Hulda Andersson was, by all accounts, not a beautiful woman. At least, that’s what I’ve heard, and the few photos I’ve seen do little to contradict the claim. She lived on a farm outside Blomstermåla at the end of the 19th century. Her husband passed away while she was pregnant, and she gave birth to a son, Karl Henry, alone in the kitchen.
Barely had the umbilical cord been cut before the debt collector knocked on the door, demanding payment for her late husband’s debts. As a result, Karl Henry was never baptized—and was taken by the trolls a week later. In his cradle, they left a changeling: ugly as sin and hairy as few. He had a pig’s snout, and from his mouth occasionally came a scream that could wake the dead—or at least the heavily intoxicated.

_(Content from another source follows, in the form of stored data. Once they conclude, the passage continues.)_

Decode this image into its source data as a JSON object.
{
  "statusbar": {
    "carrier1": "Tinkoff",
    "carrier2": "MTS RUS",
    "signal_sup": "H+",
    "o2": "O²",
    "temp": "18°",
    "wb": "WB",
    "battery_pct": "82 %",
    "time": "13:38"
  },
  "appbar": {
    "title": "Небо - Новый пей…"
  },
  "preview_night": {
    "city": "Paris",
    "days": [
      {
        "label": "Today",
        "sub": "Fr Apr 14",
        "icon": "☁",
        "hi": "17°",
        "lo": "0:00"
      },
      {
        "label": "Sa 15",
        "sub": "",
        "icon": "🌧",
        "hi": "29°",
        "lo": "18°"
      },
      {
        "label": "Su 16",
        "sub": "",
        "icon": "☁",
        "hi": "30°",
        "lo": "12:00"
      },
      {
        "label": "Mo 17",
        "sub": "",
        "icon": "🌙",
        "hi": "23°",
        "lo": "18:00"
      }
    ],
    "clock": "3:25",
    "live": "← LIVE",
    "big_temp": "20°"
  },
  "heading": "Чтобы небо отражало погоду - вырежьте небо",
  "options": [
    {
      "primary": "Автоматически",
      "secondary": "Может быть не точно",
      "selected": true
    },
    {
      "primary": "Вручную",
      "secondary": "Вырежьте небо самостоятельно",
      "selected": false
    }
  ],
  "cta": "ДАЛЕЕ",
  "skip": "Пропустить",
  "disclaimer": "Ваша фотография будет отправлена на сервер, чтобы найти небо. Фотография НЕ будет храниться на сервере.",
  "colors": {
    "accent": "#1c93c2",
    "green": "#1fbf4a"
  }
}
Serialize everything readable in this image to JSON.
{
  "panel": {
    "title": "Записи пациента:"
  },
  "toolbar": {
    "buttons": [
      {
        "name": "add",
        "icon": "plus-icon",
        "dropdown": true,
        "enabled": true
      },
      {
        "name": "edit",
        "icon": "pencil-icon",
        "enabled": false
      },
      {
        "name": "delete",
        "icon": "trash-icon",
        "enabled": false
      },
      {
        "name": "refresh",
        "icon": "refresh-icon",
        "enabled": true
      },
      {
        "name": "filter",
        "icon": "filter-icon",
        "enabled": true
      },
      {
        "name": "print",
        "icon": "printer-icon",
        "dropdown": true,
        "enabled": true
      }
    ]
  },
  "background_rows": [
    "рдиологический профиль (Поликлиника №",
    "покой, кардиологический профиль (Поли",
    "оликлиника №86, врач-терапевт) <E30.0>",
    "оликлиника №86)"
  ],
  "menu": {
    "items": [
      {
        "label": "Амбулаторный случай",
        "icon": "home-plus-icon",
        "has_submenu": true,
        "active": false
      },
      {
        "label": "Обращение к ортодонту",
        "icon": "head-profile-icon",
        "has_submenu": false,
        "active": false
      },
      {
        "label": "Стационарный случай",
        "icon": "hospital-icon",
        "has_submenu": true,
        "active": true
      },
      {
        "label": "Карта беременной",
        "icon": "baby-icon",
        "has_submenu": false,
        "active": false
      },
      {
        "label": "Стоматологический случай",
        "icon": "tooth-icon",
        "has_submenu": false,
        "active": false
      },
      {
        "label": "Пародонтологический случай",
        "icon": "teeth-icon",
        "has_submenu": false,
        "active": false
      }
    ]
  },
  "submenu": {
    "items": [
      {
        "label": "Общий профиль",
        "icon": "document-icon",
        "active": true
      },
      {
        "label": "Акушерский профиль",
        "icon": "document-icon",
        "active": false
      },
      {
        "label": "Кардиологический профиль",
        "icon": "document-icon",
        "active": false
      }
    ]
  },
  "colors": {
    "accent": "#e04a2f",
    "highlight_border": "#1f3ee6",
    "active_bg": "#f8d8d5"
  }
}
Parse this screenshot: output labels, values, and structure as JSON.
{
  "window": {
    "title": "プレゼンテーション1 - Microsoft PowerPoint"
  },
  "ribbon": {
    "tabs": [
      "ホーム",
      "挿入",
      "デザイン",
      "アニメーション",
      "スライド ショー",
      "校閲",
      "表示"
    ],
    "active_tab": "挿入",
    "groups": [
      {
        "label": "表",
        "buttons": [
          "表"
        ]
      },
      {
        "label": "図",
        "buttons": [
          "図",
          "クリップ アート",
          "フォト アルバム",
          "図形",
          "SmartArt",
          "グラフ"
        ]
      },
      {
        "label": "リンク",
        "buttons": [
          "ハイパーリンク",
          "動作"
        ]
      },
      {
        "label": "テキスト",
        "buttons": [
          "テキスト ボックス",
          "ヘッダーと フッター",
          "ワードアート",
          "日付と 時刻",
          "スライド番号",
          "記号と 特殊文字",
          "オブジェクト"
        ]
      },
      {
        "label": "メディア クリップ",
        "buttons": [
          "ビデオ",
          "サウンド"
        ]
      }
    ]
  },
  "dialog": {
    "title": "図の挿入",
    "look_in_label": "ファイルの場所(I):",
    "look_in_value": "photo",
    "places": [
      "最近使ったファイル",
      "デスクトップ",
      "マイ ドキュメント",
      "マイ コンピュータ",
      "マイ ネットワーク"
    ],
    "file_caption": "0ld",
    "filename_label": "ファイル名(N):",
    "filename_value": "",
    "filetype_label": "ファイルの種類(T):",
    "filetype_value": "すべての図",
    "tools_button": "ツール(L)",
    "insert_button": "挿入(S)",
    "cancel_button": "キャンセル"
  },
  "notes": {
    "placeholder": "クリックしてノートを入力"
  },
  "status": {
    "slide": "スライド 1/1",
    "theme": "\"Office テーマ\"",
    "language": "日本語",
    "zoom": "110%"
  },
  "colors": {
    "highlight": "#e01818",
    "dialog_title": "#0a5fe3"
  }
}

Hulda, in her misfortune, understood that the game was up and her Karl Henry was gone. But she also knew the value of a strong boy on a farm. So she took the troll child out to the woodshed, chopped off its tail with the axe, trimmed its hair, plucked its eyebrows, and gave him the name Karl Henry the Second.
When the troll mother came to fetch her child, Hulda had already set the trap. In Henry’s cradle lay a piglet, covered in glued-on horsehair, snoring contentedly. The troll took the piglet and returned to her troll den, satisfied. Hulda followed her, and once they were all asleep, she struck—killing every last one of them in their beds and looting the den of anything valuable.
With the troll gold she claimed as spoils, she paid off all the debts, bought more land for the farm, and hired staff. The first of Blomstermåla’s gossipy old women who dared whisper something about Karl Henry’s somewhat troll-like appearance got a taste of Hulda’s wrath. Hulda promptly bought the old woman’s cottage and burned it to the ground.
And so, Karl Henry grew up, fell in love with a maid he got drunk one Midsummer’s Eve, and nine months later, my great-grandfather was born: Adolf Andersson.